J Med Internet Res. 2015 17(2):e34

Pouchieu C, Méjean C, Andreeva VA, Kesse-Guyot E, Fassier P, Galan P, Hercberg S, Touvier M.

CONTEXTE :
Dans un contexte où l’e-épidémiologie se développe rapidement au niveau international, très peu d’information existe sur les compétences informatiques des sujets et l’acceptation des contraintes liées à leur participation à une web-cohorte.
OBJECTIF :
Les objectifs de cette étude étaient d’évaluer les compétences en informatique et en utilisation d’Internet des participants à une large web-cohorte portant sur les relations nutrition-santé, et de comparer leurs attitudes face aux contraintes de l’étude selon leurs compétences informatiques et leurs caractéristiques sociodémographiques.
METHODOLOGIE :
Les données ont été collectées par auto-questionnaires sur Internet en 2013 chez 43 028 sujets de la cohorte NutriNet-Santé.
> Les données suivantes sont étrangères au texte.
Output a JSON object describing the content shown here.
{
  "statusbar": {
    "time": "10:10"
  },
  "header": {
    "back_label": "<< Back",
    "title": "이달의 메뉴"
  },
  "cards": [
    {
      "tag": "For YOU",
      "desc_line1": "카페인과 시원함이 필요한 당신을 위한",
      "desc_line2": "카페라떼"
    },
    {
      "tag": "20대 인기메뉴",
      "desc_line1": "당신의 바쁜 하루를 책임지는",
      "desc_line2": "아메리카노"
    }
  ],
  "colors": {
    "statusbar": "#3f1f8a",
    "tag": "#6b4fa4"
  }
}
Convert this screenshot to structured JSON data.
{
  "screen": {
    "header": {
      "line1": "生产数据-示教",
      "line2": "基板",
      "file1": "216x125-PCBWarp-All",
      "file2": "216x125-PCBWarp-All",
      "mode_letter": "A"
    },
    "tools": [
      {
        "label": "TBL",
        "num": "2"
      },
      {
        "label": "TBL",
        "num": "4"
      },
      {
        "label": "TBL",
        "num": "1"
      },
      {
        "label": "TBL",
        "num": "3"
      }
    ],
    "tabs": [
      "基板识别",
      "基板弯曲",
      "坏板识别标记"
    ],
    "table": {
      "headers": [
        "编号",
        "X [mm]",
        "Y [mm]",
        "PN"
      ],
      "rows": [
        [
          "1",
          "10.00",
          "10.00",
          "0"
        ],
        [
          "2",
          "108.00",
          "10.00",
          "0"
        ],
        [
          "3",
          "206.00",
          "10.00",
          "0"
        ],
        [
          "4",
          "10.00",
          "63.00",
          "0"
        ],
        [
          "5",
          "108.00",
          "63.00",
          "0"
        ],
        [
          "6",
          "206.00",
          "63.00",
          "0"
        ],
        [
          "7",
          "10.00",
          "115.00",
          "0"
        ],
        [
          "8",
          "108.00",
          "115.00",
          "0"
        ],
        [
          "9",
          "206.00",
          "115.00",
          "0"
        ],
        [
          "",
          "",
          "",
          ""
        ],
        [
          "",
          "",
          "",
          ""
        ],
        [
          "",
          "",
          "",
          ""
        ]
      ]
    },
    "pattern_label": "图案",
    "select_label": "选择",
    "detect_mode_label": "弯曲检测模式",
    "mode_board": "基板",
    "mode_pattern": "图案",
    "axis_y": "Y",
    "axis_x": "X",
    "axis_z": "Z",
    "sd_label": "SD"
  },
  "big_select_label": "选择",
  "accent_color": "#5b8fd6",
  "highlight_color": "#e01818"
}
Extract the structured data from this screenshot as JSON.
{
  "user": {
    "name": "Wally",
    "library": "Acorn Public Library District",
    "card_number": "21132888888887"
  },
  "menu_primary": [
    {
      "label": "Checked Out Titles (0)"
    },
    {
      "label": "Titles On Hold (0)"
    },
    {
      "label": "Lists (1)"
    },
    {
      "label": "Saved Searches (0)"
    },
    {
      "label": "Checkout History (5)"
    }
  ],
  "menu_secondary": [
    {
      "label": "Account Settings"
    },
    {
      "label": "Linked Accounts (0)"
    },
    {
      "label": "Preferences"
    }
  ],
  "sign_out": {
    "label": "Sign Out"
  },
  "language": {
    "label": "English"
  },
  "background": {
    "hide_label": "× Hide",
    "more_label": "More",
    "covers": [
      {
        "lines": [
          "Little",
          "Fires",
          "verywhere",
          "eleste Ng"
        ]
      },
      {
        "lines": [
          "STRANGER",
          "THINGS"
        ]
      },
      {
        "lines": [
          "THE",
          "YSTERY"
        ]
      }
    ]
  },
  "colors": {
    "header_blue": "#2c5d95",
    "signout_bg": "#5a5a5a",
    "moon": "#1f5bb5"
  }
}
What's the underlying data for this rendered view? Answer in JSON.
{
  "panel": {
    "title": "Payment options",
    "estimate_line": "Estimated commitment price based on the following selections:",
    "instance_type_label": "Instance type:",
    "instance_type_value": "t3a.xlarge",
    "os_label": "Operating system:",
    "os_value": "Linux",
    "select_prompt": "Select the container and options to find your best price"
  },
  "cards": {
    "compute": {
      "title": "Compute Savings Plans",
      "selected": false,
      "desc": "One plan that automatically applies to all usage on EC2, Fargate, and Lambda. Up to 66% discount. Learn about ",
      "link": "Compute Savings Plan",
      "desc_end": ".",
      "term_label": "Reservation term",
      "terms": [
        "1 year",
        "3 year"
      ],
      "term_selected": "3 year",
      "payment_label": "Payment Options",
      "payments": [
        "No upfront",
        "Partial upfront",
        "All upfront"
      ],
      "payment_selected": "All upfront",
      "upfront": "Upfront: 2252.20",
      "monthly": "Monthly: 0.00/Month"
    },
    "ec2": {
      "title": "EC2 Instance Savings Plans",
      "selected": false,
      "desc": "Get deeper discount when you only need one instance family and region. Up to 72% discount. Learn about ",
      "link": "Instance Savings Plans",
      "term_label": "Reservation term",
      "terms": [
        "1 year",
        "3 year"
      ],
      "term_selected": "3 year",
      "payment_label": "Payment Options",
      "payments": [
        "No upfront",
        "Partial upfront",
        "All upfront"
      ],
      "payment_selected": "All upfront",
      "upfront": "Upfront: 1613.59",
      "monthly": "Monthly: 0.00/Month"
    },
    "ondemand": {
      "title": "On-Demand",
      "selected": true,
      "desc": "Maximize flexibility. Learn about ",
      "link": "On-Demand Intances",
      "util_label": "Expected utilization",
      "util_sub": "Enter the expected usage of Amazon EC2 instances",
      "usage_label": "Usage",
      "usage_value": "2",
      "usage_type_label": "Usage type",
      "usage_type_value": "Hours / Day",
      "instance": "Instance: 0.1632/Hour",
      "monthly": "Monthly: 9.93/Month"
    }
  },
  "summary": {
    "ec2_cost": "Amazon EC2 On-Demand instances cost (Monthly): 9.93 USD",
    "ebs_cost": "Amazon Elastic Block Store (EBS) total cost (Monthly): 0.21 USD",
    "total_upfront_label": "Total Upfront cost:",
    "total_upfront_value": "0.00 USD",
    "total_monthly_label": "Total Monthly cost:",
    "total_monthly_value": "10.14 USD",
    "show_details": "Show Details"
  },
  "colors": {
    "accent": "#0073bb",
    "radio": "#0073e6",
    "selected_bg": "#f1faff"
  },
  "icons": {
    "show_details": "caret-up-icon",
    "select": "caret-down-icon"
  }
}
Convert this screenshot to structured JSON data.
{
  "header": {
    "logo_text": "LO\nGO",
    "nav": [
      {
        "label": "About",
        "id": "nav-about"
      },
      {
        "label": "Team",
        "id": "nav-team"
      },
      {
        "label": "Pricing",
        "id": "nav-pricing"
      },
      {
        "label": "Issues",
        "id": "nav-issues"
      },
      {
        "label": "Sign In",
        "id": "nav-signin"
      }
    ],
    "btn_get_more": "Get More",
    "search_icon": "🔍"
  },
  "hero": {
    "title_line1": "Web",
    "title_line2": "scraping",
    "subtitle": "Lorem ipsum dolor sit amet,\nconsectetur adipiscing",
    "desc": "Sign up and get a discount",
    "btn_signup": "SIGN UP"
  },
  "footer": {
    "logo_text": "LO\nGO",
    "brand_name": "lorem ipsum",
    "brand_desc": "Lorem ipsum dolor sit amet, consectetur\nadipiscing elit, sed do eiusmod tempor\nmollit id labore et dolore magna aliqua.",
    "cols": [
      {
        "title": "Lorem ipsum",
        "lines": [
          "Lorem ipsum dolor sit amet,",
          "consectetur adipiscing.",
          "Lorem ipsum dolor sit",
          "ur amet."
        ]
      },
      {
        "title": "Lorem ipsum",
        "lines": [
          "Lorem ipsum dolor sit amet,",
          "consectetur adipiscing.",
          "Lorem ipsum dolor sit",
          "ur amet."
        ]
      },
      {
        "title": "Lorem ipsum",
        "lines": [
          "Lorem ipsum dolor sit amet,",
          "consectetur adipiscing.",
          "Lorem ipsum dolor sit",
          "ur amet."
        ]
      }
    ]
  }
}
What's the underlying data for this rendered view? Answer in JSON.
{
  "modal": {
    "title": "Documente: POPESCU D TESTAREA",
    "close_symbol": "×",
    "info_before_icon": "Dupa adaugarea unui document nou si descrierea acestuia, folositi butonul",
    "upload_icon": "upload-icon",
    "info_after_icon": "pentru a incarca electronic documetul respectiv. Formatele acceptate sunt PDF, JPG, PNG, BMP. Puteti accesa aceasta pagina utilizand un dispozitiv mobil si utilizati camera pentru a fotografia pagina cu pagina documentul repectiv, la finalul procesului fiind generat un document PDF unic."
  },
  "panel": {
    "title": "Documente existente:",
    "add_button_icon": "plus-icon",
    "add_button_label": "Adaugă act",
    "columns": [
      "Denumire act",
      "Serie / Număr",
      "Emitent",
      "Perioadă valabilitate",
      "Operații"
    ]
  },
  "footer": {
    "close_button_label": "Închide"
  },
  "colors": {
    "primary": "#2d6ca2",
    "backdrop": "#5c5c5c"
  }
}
Les comparaisons ont été effectuées par des analyses multivariées de régressions linéaire et logistique non-conditionnelle.
RESULTATS :
Près d’un quart des sujets (24 %) ont déclaré être « inexpérimentés » ou « novices » en informatique. Le niveau en informatique avait une influence sur le temps de remplissage des questionnaires (par exemple, 24 min en moyenne pour l’enregistrement alimentaire de 24h chez les sujets novices/inexpérimentés contre 21 min chez les sujets expérimentés/experts). Les femmes avaient tendance à être plus «positives» que les hommes à l'égard de l'étude, alors que les participants les plus instruits étaient moins enclins à accepter les contraintes liées à la fréquence (P <0,0001) ou la durée de remplissage (P <0,0001) des questionnaires.
CONCLUSIONS :
Cette étude fournit des informations utiles pour optimiser les investigations actuelles et futures en e-épidémiologie nutritionnelle. Une part non-négligeable de la population d’étude rapportait un faible niveau de compétences informatique/Internet, suggérant que ce point ne constitue pas un obstacle à la participation à des web-cohortes. Les résultats suggéraient également que certaines catégories de sujets ayant un niveau moyen plus faible en informatique (comme les femmes et les participants ayant un niveau d’éducation moins élevé) étaient plus positives envers l’étude et moins réticentes à se conformer à ses exigences.